#TUGAS
PERILAKU KONSUMEN#
“10 KARAKTERISTIK KONSUMEN
INDONESIA”
NAMA:
YUSNIARI SINAGA (17211693)
FIRDA ANNISA (12211885)
LILIS NAFISAH (14211100)
MONICA JULIANI (14211601)
CHING CHING SELVIA (11211631)
ZEFANYA PUTRI L. (17211727)
KELAS : 3EA27
UNIVERSITAS
GUNADARMA – KALIMALANG
TH.
2013/2014
Berdasarkan data yang berasal dari CIA World Factbook 2004, Indonesia termasuk
ke dalam negara yang berkependudukan tingkat ke-4 (keempat) terbesar dunia
setelah Amerika Serikat, dengan jumlah ±
241.452.952
jiwa. Meskipun tidak selalu “up to date” namun setidaknya informasi ini
cukup akurat. Banyaknya penduduk Indonesia semakin diyakinkan oleh Kepala Badan
Kependudukan dan Keluarga Berencana Nasional (BKKBN), Fasli Jalal, yang mengungkapkan bahwa pada 2013 ini diperkirakan
jumlah penduduk Indonesia akan bertambah menjadi 250 juta jiwa (dengan
pertumbuhan penduduk 1,49 persen per tahun). Para warga Indonesia sejumlah yang
dipaparkan di atas, pada konteks ini disebut sebagai para konsumen Indonesia.

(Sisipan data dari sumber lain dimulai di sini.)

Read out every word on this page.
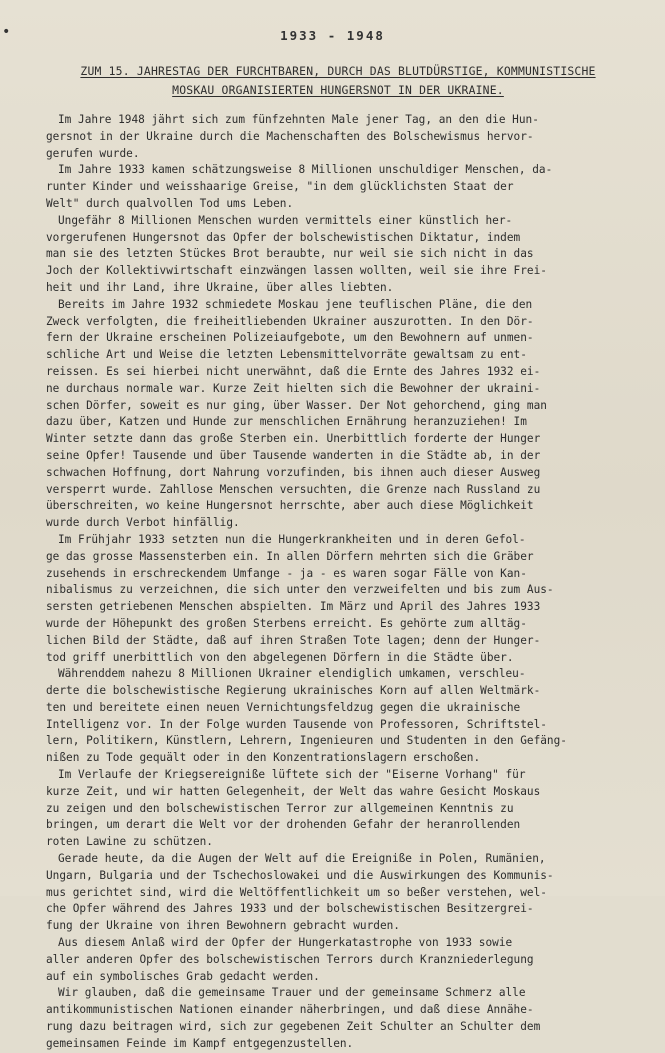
•	1933 - 1948
ZUM 15. JAHRESTAG DER FURCHTBAREN, DURCH DAS BLUTDÜRSTIGE, KOMMUNISTISCHE
MOSKAU ORGANISIERTEN HUNGERSNOT IN DER UKRAINE.
Im Jahre 1948 jährt sich zum fünfzehnten Male jener Tag, an den die Hun-
gersnot in der Ukraine durch die Machenschaften des Bolschewismus hervor-
gerufen wurde.
Im Jahre 1933 kamen schätzungsweise 8 Millionen unschuldiger Menschen, da-
runter Kinder und weisshaarige Greise, "in dem glücklichsten Staat der
Welt" durch qualvollen Tod ums Leben.
Ungefähr 8 Millionen Menschen wurden vermittels einer künstlich her-
vorgerufenen Hungersnot das Opfer der bolschewistischen Diktatur, indem
man sie des letzten Stückes Brot beraubte, nur weil sie sich nicht in das
Joch der Kollektivwirtschaft einzwängen lassen wollten, weil sie ihre Frei-
heit und ihr Land, ihre Ukraine, über alles liebten.
Bereits im Jahre 1932 schmiedete Moskau jene teuflischen Pläne, die den
Zweck verfolgten, die freiheitliebenden Ukrainer auszurotten. In den Dör-
fern der Ukraine erscheinen Polizeiaufgebote, um den Bewohnern auf unmen-
schliche Art und Weise die letzten Lebensmittelvorräte gewaltsam zu ent-
reissen. Es sei hierbei nicht unerwähnt, daß die Ernte des Jahres 1932 ei-
ne durchaus normale war. Kurze Zeit hielten sich die Bewohner der ukraini-
schen Dörfer, soweit es nur ging, über Wasser. Der Not gehorchend, ging man
dazu über, Katzen und Hunde zur menschlichen Ernährung heranzuziehen! Im
Winter setzte dann das große Sterben ein. Unerbittlich forderte der Hunger
seine Opfer! Tausende und über Tausende wanderten in die Städte ab, in der
schwachen Hoffnung, dort Nahrung vorzufinden, bis ihnen auch dieser Ausweg
versperrt wurde. Zahllose Menschen versuchten, die Grenze nach Russland zu
überschreiten, wo keine Hungersnot herrschte, aber auch diese Möglichkeit
wurde durch Verbot hinfällig.
Im Frühjahr 1933 setzten nun die Hungerkrankheiten und in deren Gefol-
ge das grosse Massensterben ein. In allen Dörfern mehrten sich die Gräber
zusehends in erschreckendem Umfange - ja - es waren sogar Fälle von Kan-
nibalismus zu verzeichnen, die sich unter den verzweifelten und bis zum Aus-
sersten getriebenen Menschen abspielten. Im März und April des Jahres 1933
wurde der Höhepunkt des großen Sterbens erreicht. Es gehörte zum alltäg-
lichen Bild der Städte, daß auf ihren Straßen Tote lagen; denn der Hunger-
tod griff unerbittlich von den abgelegenen Dörfern in die Städte über.
Währenddem nahezu 8 Millionen Ukrainer elendiglich umkamen, verschleu-
derte die bolschewistische Regierung ukrainisches Korn auf allen Weltmärk-
ten und bereitete einen neuen Vernichtungsfeldzug gegen die ukrainische
Intelligenz vor. In der Folge wurden Tausende von Professoren, Schriftstel-
lern, Politikern, Künstlern, Lehrern, Ingenieuren und Studenten in den Gefäng-
nißen zu Tode gequält oder in den Konzentrationslagern erschoßen.
Im Verlaufe der Kriegsereigniße lüftete sich der "Eiserne Vorhang" für
kurze Zeit, und wir hatten Gelegenheit, der Welt das wahre Gesicht Moskaus
zu zeigen und den bolschewistischen Terror zur allgemeinen Kenntnis zu
bringen, um derart die Welt vor der drohenden Gefahr der heranrollenden
roten Lawine zu schützen.
Gerade heute, da die Augen der Welt auf die Ereigniße in Polen, Rumänien,
Ungarn, Bulgaria und der Tschechoslowakei und die Auswirkungen des Kommunis-
mus gerichtet sind, wird die Weltöffentlichkeit um so beßer verstehen, wel-
che Opfer während des Jahres 1933 und der bolschewistischen Besitzergrei-
fung der Ukraine von ihren Bewohnern gebracht wurden.
Aus diesem Anlaß wird der Opfer der Hungerkatastrophe von 1933 sowie
aller anderen Opfer des bolschewistischen Terrors durch Kranzniederlegung
auf ein symbolisches Grab gedacht werden.
Wir glauben, daß die gemeinsame Trauer und der gemeinsame Schmerz alle
antikommunistischen Nationen einander näherbringen, und daß diese Annähe-
rung dazu beitragen wird, sich zur gegebenen Zeit Schulter an Schulter dem
gemeinsamen Feinde im Kampf entgegenzustellen.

Banyaknya konsumen Indonesia
menunjukkan bahwa negara ini membutuhkan banyaknya barang dan/atau jasa yang
harus di dipenuhi dalam rangka mencapai kesejahteraan hidupnya masing-masing.

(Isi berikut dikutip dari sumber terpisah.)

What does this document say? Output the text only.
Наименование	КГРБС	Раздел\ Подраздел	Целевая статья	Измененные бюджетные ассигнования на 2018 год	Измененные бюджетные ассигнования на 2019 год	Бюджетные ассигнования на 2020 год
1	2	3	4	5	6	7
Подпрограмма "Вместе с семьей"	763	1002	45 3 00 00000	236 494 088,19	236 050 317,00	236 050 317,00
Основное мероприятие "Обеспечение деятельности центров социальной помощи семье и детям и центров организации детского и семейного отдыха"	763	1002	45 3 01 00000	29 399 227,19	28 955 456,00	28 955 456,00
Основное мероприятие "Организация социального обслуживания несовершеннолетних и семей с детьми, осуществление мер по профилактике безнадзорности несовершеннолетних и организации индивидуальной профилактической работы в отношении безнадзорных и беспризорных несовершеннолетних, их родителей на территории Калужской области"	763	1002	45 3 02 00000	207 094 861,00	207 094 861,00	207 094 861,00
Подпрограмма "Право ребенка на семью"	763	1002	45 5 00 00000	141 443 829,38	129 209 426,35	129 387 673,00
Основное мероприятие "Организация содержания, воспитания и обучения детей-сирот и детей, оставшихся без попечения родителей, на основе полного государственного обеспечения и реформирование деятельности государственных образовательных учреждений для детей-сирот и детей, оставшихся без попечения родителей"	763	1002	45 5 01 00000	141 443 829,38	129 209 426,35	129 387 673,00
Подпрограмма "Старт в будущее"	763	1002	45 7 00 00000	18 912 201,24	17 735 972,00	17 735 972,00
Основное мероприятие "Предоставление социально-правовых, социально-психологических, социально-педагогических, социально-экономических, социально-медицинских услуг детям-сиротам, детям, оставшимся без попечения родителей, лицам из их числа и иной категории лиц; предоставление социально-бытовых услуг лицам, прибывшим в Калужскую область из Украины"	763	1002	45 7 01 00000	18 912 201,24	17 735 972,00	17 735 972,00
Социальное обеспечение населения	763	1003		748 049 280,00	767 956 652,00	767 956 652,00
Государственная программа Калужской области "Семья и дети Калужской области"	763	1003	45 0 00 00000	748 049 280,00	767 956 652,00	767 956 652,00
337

Barang-barang yang dibutuhkan tersebut disebut sebagai barang konsumsi.
Kebutuhan konsumsi perkepala tidak ada yang sama persis satu dengan yang lain.

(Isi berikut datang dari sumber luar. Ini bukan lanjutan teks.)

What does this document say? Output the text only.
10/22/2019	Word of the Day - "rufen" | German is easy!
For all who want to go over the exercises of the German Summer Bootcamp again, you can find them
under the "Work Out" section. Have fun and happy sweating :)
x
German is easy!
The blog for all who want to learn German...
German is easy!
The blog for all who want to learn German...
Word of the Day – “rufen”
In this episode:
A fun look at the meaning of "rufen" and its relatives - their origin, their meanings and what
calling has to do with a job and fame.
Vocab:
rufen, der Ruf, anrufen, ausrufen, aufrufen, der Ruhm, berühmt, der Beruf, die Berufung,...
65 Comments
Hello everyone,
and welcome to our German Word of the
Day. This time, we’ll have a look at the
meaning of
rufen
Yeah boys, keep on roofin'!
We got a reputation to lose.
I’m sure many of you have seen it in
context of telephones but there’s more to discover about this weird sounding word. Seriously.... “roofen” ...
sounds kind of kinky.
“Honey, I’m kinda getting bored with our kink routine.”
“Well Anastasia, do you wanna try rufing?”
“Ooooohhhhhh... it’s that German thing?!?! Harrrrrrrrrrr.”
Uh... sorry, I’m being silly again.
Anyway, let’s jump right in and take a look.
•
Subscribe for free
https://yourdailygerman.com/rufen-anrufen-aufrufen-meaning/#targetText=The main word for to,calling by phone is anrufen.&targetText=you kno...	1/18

Semuanya memiliki karakter masing-masing. Hal ini dapat dipengaruhi oleh begitu
banyak faktor seperti kondisi perekonomian seseorang, tingkat kebutuhan atau
keinginan orang yang berbeda-beda, motivasi seseorang untuk mencapai satu
barang dan/atau jasa tertentu, tingkat kepuasaan yang berbeda-beda, dsb.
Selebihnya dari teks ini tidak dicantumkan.